LI Towns: Town of Hempstead Flip-Flops on Development; Republican Boards Fight Election Changes

May 29, 2024

"Five years ago, Hempstead officials began a bipartisan effort to transform a jumble of commercial and residential areas near the commuter rail stations in Inwood and North Lawrence into a walkable, vibrant community. That effort stalled and the town now plans to repeal sections of its zoning code to prevent such mixed-use multifamily housing in the area from being built,"  reported Newsday. "The Hempstead Town Board scheduled a July 2 hearing to rescind the town’s transit-oriented development overlay district for Inwood and North Lawrence as well as a neighborhood business district that allows apartments to be built over ground-floor businesses and a townhouse and row house overlay district... The town board in 2022 placed pauses on projects being built under the zoning codes. The moratoriums were extended in 2023 and 2024, with the latest extension expiring June 18."
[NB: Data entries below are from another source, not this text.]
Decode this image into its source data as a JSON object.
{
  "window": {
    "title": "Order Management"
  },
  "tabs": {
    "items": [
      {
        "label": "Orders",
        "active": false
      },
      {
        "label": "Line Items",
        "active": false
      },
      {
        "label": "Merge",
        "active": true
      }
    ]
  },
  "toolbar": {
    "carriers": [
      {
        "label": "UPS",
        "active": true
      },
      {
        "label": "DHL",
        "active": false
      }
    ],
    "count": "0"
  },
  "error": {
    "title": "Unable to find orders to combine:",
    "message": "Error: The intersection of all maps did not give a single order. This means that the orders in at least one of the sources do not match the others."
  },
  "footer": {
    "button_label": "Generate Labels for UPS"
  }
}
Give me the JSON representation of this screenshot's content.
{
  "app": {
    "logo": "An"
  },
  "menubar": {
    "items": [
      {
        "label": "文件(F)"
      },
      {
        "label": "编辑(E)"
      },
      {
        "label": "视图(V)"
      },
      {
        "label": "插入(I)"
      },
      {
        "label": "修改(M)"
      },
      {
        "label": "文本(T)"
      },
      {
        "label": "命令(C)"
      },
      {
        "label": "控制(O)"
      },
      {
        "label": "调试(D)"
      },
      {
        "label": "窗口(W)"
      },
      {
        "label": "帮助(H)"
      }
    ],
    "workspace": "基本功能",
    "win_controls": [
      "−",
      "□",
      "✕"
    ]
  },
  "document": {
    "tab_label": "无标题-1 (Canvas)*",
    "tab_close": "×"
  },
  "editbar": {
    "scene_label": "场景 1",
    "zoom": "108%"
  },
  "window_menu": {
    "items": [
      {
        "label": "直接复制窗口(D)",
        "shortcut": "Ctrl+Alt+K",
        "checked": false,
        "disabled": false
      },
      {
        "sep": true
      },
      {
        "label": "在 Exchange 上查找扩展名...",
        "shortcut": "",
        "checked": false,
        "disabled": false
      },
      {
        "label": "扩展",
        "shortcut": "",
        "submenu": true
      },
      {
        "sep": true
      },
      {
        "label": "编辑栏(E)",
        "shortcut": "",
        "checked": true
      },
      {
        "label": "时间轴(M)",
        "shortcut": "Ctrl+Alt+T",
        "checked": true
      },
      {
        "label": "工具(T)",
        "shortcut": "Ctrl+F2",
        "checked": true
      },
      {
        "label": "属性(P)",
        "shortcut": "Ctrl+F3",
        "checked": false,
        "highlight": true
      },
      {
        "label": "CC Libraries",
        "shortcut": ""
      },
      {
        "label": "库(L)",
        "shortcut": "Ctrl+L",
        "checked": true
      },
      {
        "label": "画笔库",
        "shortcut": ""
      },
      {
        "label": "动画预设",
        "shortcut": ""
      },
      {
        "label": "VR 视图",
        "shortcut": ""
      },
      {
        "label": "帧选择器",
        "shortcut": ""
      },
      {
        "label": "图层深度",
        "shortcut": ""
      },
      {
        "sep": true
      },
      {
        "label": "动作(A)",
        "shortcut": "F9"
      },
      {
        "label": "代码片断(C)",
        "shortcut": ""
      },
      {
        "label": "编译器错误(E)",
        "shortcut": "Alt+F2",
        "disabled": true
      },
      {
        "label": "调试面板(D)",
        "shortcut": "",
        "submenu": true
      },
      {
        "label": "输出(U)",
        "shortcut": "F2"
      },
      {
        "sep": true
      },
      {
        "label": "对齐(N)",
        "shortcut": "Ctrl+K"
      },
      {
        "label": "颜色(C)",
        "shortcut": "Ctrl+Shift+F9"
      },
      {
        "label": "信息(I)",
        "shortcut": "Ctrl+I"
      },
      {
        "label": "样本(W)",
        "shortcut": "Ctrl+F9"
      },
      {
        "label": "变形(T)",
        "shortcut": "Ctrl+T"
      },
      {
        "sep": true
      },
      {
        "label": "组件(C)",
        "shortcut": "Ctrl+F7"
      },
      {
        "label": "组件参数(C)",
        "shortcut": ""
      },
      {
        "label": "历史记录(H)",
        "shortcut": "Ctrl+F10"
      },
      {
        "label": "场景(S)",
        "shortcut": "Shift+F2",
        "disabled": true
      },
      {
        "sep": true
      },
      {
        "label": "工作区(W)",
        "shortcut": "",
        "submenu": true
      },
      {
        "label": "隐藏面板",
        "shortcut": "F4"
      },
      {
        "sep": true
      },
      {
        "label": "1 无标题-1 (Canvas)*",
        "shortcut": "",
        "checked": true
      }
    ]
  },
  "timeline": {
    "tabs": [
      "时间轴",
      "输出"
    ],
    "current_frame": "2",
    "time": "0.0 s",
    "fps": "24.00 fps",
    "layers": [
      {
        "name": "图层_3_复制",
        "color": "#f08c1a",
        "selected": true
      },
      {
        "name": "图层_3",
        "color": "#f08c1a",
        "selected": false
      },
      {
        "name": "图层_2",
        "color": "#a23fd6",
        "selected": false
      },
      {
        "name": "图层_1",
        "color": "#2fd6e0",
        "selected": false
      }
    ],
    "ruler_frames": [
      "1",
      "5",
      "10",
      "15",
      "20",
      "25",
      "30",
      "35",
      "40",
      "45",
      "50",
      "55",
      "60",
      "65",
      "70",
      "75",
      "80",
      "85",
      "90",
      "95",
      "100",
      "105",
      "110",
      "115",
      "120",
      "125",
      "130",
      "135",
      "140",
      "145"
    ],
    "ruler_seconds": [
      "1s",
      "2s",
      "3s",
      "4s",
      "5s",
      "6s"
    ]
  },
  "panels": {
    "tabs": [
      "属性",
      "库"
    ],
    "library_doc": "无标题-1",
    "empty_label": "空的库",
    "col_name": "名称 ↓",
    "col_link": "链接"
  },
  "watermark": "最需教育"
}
Meanwhile, "GOP-led towns in Nassau and Suffolk are the latest municipalities to challenge a new state law that will move most local elections to even-numbered years. The towns, Brookhaven, Islip, Huntington, and Smithtown in Suffolk, and North Hempstead in Nassau, on May 13 formally joined a lawsuit filed by Suffolk County and Hempstead Town," reported Newsday. "The bill's sponsor, state Sen. James Skoufis, D-Cornwall, said it's all about turnout. 'Right now, turnout in these local odd-year elections for town and county offices is often 20-30%. It's abysmal. In the even-year elections for president and governor, you can see as high as 70, almost 80%... The lawsuit's baloney. It's as if they're taking taxpayer funds... and lighting them on fire,"  reported Spectrum News.